Unraveling the Enigma within the Dark Container: Investigating the Black Box
In the realm of algorithmic systems, a lack of clarity surrounding terms and the varying maturity of approaches has led to a lack of detail in their implementation. This is compounded by disagreements among different communities on what these terms mean.
To address this issue, workshops are being held to further the conversation in various domains, identify shared needs, methodologies, challenges, and solutions for the regulatory inspection of algorithmic systems across sectors. The focus of these discussions is on algorithm audit and algorithmic impact assessment.
Bias Audits vs. Regulatory Inspections of Algorithms
A bias audit is a proactive, systematic examination aimed at identifying unfair outcomes or disparate impacts within AI models. It primarily focuses on proxy discrimination, even if protected attributes are not explicitly used. Bias audits emphasise fairness by design and require detailed documentation of corrections and monitoring to manage reputational and compliance risks.
In contrast, regulatory inspections are formal, often reactive, oversight activities carried out or triggered by external regulatory bodies. They focus on compliance with legal standards and may include audits of bias, but involve broader scrutiny of a model’s adherence to regulations, operational transparency, and accountability.
Algorithmic Risk Assessment vs. Algorithmic Impact Evaluation
Algorithmic risk assessment is a structured, internal process aimed at identifying, categorising, and prioritising risks related to AI systems before or during deployment. It covers a broad spectrum of risks such as bias, security vulnerabilities, explainability failures, adversarial attacks, and regulatory non-compliance.
Algorithmic impact evaluation, on the other hand, is an analysis conducted to assess the potential or actual effects of an AI system on stakeholders and society, including ethical, social, economic, and environmental impacts. This involves measuring outcomes, unintended consequences, and fairness implications post-deployment.

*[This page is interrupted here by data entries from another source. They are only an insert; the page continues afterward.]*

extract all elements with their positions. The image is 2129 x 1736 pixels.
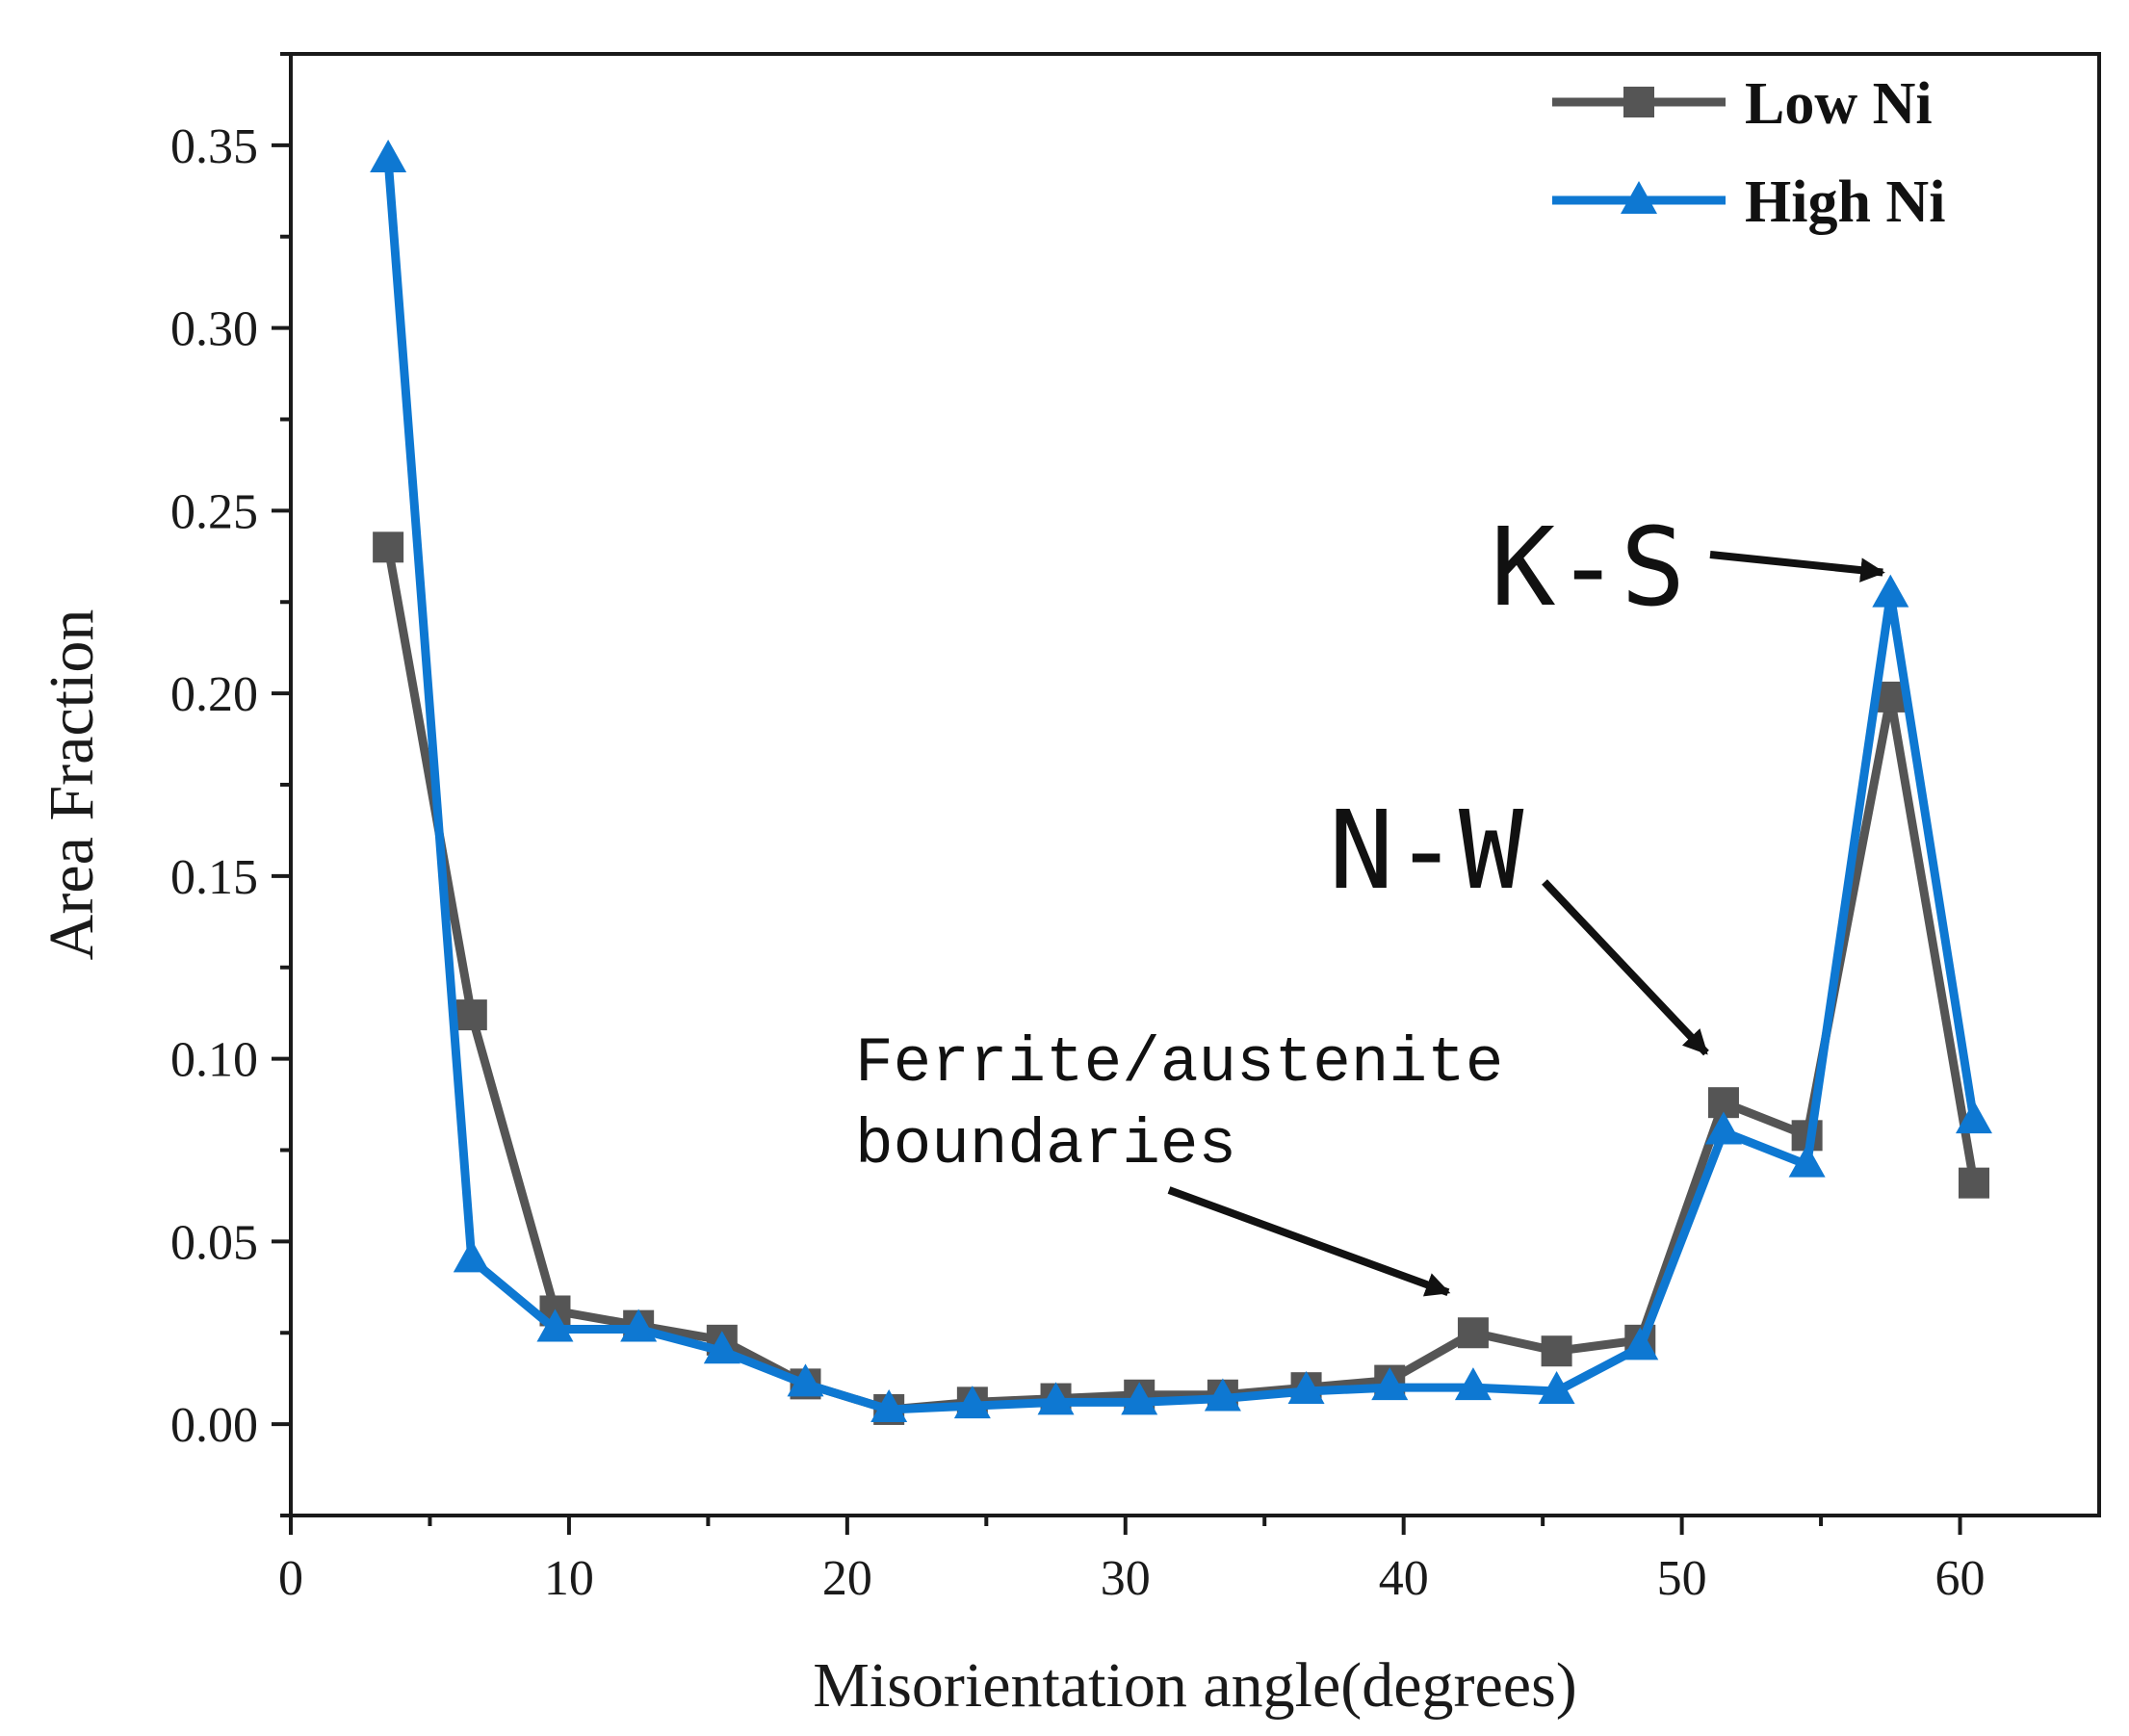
- y-tick-label: 0.20: [170, 667, 258, 722]
- data-point-high-ni: [1704, 1111, 1742, 1145]
- data-point-low-ni: [1958, 1167, 1989, 1199]
- legend-label-high-ni: High Ni: [1745, 169, 1945, 235]
- y-tick-label: 0.10: [170, 1033, 258, 1088]
- data-point-high-ni: [1037, 1382, 1075, 1415]
- legend-marker-low-ni: [1623, 87, 1654, 117]
- data-point-low-ni: [455, 999, 487, 1031]
- y-tick-label: 0.35: [170, 119, 258, 174]
- legend-label-low-ni: Low Ni: [1745, 71, 1933, 137]
- data-point-high-ni: [1622, 1327, 1659, 1360]
- data-point-high-ni: [1371, 1367, 1409, 1401]
- annotation-ferrite-line2: boundaries: [855, 1109, 1236, 1181]
- data-point-high-ni: [620, 1308, 658, 1342]
- x-tick-label: 20: [822, 1551, 872, 1606]
- data-point-high-ni: [1788, 1144, 1826, 1178]
- annotation-ks-arrow: [1709, 551, 1885, 583]
- data-point-high-ni: [1538, 1370, 1575, 1404]
- y-tick-label: 0.05: [170, 1215, 258, 1270]
- x-axis-title: Misorientation angle(degrees): [813, 1650, 1577, 1721]
- data-point-low-ni: [373, 531, 404, 563]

The following table summarises the key differences between these approaches:
| Aspect | Bias Audit | Regulatory Inspection | Algorithmic Risk Assessment | Algorithmic Impact Evaluation | |-------------------------------|--------------------------------------------|-----------------------------------------|---------------------------------------------|---------------------------------------------| | Purpose | Detect and mitigate unfair bias/discrimination | Check legal and regulatory compliance | Identify and manage AI-specific risks | Assess societal and stakeholder effects | | Scope | Focus on fairness, bias, discrimination | Broad regulatory compliance, accountability | Multi-risk (bias, security, explainability, etc.) | Social, ethical, economic impacts | | Timing | Continuous monitoring and pre/post deployment | Usually periodic or triggered by incidents | Proactive before/during AI lifecycle stages | Usually post-deployment or during impact reviews | | Control | Internal governance, C-suite owned | External regulatory authorities | Internal risk owners (data scientists, compliance) | Internal and external evaluators | | Methods | Statistical testing for disparate impact, proxy variables analysis, monitoring | Documentation audit, version control, legal review | Risk mapping, scoring, thresholds, escalation | Qualitative & quantitative impact studies, stakeholder consultation | | Outcomes | Remediation plans, model corrections | Compliance enforcement, penalties | Risk mitigation, prioritization, governance | Policy adjustments, transparency reports |
These distinctions clarify that bias audits and regulatory inspections focus more on fairness and compliance enforcement, while risk assessments and impact evaluations serve as broader, strategic tools to manage and understand AI system risks and consequences comprehensively.
The report aims to inform policy conversations about algorithmic systems, with Data & Society working on a paper looking at the challenges of translating existing impact assessment models to algorithmic systems. DataKind UK is collaborating to translate findings into practical, accessible advice and information for social change organisations.
A series of workshops are being hosted to discuss regulatory inspection of algorithms in digital media platforms, pricing and competition, and equalities. The report may also be useful for anyone who creates, commissions, or interacts with an algorithmic system.
- The report, focusing on policy-and-legislation conversations about algorithmic systems, features a study by Data & Society examining the difficulties in applying existing impact assessment models to algorithms, aiming to provide practical, accessible advice and information for social change organizations.
- To better understand the regulatory inspection of algorithms in various sectors, workshops are being organized to discuss their application in digital media platforms, pricing and competition, and equalities, making the report relevant for those who create, commission, or interact with algorithmic systems.